Дехканин и скотовод были главной фигурой в окружающей жизни, и все это так или иначе чувствовали.
Через несколько дней, как только вернулся из командировки следователь, за которым я числился, меня вызвали на допрос. Я уверен был, что для меня это — свобода, и вошел к нему с улыбкой, как к старому приятелю. Он в ответ тоже и удивился, и улыбнулся и о деле, собственно, и не говорили. Так я и не узнал, какое обвинение мне хотели предъявить. Меня освободили, но взяли слово, что в Джелалабад я не вернусь — очевидно, там все было против меня. Я поступил на службу в Кирлестрест, а т.к. у меня не было удостоверения личности, а паспортов тогда вообще не было, то мне сказали, что начальник пусть позвонит в ГПУ, и ему отсюда скажут что нужно.
Директором Кирлестреста был Шволик, чех, коммунист, высланный. В тот год приезжал Фучик, гостивший иногда у Шволика.
Так я стал юрисконсультом. Закон о кредитной реформе только что входил в практику и много еще случалось по поводу его применения споров и недоумений.
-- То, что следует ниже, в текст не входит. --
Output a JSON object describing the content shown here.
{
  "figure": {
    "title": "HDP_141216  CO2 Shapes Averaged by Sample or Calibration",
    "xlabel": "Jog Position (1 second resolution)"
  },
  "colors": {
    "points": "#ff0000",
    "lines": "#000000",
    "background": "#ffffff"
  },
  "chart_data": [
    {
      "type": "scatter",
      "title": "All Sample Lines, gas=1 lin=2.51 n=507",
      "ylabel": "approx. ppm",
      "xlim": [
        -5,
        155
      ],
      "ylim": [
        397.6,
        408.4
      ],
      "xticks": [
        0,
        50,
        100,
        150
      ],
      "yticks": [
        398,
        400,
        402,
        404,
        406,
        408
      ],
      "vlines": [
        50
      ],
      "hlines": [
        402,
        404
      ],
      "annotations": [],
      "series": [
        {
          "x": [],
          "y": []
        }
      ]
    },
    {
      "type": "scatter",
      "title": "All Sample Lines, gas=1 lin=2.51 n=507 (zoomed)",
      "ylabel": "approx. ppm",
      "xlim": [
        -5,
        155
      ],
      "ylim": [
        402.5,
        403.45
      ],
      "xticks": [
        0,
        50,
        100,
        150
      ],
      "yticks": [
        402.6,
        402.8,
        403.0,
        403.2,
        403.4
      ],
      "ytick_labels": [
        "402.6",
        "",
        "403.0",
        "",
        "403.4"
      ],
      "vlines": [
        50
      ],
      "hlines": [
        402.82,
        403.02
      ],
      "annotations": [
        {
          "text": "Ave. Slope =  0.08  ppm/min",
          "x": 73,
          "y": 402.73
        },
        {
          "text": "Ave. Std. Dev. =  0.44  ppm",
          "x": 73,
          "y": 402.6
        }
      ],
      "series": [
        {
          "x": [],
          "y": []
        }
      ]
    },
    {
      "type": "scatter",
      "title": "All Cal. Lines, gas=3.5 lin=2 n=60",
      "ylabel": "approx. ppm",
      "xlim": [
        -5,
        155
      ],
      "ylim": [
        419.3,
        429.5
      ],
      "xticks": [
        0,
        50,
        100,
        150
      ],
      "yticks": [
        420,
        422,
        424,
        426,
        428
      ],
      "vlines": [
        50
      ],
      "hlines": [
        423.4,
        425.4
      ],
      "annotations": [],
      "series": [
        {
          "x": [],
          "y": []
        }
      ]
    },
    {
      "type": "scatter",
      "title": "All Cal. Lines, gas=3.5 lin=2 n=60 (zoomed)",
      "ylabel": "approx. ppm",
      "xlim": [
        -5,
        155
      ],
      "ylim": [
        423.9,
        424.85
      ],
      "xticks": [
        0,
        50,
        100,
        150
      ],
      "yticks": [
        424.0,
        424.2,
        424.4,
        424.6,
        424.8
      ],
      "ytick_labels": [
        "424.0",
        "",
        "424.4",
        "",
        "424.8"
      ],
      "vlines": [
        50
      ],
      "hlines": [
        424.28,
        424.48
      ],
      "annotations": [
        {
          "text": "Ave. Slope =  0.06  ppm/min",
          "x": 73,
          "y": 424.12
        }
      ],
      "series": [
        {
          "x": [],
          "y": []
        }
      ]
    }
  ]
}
У Кирлестреста тянулась старая тяжба с одним из получателей леса, заготавливаемого в районе озера Иссык-Куль. Изучив это дело, я увидел, что решить его можно на основе нового закона очень просто — я написал в банк бумагу, в которой приводились выдержки из статей закона и доказывалось право Кирлестреста на сумму договора (в то время, по твердому курсу червонцев, это была огромная сумма в тридцать с лишним тысяч рублей), которую банк должен снять со счета потребителя леса в бесспорном порядке. И банк сделал это. Но должность штатного юрисконсульта скоро сократили, и меня назначили плановиком-экономистом, и в ней я проработал целый год.
Жил во вновь построенном здании при Кирлестресте. Но на теплом месте мне не сиделось, хотелось перемен, путешествий. Я много рисовал — карандашом, красками; участвовал в музыкально-литературном кружке, где были очень интересные люди; много читал, иногда бывал на охоте, но с чужими ружьями, пока не имел возможности купить свое.